What is more dangerous is when an ideology is poised or decreed by the superstructure (e.g., the government, educational institution or the media) to be genuine, legal and necessary so that it may be easily accepted by the people as part of the existing political norm and social structure for the shrewd purpose of perpetuating the prevailing status quo and the tight hold of those in power.
It has been a well-observed phenomenon that the best way to maintain the status quo is to fuel more political and military clout. This so-called repressive state apparatus works to crush both political and intellectual dissent which could ignite a possible shift of system. This institutionalized deception could breed a series of, or even wholesale, constitutional breaches and violations of the inalienable rights of the people.
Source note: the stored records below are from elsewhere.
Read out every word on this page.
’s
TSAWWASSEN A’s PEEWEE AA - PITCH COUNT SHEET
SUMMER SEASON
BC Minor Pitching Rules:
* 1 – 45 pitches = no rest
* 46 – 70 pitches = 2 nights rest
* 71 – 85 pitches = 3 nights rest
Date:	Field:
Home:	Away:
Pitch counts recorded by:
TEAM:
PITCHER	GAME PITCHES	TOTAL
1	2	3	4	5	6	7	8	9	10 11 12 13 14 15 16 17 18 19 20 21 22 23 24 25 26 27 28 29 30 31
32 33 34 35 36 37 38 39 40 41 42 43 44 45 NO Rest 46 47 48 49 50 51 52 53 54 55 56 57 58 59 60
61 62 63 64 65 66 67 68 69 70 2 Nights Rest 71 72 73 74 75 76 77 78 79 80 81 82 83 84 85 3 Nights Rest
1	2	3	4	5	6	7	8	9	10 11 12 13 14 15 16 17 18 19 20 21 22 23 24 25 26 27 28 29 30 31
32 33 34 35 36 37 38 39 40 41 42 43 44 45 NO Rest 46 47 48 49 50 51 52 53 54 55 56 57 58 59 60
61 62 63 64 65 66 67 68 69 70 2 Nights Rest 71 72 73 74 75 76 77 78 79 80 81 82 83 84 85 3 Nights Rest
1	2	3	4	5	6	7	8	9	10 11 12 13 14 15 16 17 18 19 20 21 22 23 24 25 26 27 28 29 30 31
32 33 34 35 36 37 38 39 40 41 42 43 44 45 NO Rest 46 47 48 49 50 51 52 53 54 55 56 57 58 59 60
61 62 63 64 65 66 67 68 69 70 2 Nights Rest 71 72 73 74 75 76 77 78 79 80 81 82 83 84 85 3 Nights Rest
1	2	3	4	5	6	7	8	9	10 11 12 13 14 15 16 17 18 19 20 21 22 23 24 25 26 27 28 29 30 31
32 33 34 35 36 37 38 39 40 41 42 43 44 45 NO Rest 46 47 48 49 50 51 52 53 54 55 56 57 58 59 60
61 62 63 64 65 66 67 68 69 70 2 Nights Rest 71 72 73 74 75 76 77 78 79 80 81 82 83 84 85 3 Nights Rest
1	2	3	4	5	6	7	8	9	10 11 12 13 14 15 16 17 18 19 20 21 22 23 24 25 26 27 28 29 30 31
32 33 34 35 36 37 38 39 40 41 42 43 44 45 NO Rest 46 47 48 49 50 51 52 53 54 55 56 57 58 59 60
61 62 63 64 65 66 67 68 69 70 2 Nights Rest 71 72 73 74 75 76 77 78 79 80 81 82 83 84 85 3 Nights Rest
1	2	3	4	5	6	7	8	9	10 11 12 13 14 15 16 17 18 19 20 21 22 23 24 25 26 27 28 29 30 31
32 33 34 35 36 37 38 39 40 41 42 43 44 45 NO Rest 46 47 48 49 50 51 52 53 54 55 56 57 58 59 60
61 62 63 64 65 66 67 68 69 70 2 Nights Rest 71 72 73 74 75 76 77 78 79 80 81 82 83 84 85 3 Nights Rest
Of the True Wealth of Nations
But what is the real wealth of nations? This query literally moved the motor of the world when answered by a group of World Bank environmental economists. In their extraordinary but widely underappreciated report, Where Is The Wealth Of Nations: Measuring Capital for the 21st Century, Kirk Hamilton and his team found that “human capital and the value of institutions (as measured by rule of law) constitute the largest share of wealth in virtually all countries.” Their study concludes that there are three kinds of capital: (1) the natural capital (e.g. cropland, pastureland, etc.); (2) the produced capital (e.g. capital, machinery, etc.); and (3) the intangible capital, which “encompasses raw labor; human capital, which includes the sum of a population’s knowledge and skills; and the level of trust in a society and the quality of its formal and informal institutions.”
Hamilton said that the shares of intangible capital across income classes go about 60 percent in low-income countries to 80 percent in high-income countries. “That accords very much with that notion that what really makes countries wealthy is not the bits and pieces, it’s the brainpower and the institutions that harness that brainpower.” The study also found that “an economy with a very efficient judicial system, clear and enforceable property rights, and an effective and uncorrupt government will produce higher total wealth.” He opined that the rule of law is “partly a question” of efficient legal system, lack of corruption and a degree of transparency.
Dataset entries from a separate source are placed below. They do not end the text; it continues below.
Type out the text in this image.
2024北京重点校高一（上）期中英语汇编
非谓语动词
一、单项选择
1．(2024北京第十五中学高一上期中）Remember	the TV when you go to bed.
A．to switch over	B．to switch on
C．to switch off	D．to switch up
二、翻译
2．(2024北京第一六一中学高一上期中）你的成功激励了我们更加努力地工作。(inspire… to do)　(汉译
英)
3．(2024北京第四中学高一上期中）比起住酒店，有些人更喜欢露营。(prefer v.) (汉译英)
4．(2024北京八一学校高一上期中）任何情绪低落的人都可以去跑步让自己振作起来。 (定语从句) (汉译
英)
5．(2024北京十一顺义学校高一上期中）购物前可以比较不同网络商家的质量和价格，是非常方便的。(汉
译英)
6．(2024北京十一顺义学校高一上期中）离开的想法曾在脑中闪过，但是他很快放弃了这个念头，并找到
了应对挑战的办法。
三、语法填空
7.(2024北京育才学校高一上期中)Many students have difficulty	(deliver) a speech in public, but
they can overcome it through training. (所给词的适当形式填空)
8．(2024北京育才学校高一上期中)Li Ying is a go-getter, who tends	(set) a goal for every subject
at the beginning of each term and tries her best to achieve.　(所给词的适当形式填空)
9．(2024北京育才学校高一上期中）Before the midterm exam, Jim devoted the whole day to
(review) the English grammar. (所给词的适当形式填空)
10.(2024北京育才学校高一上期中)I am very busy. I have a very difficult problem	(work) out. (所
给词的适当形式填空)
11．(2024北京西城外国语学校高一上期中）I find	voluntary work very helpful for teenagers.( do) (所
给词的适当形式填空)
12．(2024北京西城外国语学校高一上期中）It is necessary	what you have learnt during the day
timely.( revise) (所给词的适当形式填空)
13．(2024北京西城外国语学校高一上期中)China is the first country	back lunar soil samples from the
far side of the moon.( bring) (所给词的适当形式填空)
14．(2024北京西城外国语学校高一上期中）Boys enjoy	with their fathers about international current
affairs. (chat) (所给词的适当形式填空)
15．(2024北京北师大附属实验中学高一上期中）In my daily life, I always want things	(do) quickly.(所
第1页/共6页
It is therefore safe to conclude that the economic barometers being used by the Arroyo economic planners are already obsolete and out-of-date. What the government needs is a keen eye to know the real demand of the country and the true will of the people. The system of education must be anchored on what this country really needs and focused on what the Filipino does best. A sincere moral revolution is what is needed more than charter change masquerading as political reforms. But the most important of all is the protection of the rule of law which is the fountainhead of all national wealth. As what Hayek pointed out, “a law should not grant a privilege to a group or person nor should a law discriminate against a group or person.”
National development is only possible if the rule of law is observed, that is, when legislation is passed using the rule of law test; when trades, transactions and contracts are done in good faith and obtained only by consent and not by favors and bribery; when justice and education system pertain to the interest of both the nation and the people; when the government sustains free-trade and fair competition without favoring any business entity over another.
Respect for the rule of law, a philosophical foundation on which a free society is based, is the only key to national development. Poverty—the product of this disrespect— is not to be pointed only to our “heartless” politicians, but to the heartless aim of this nation as well.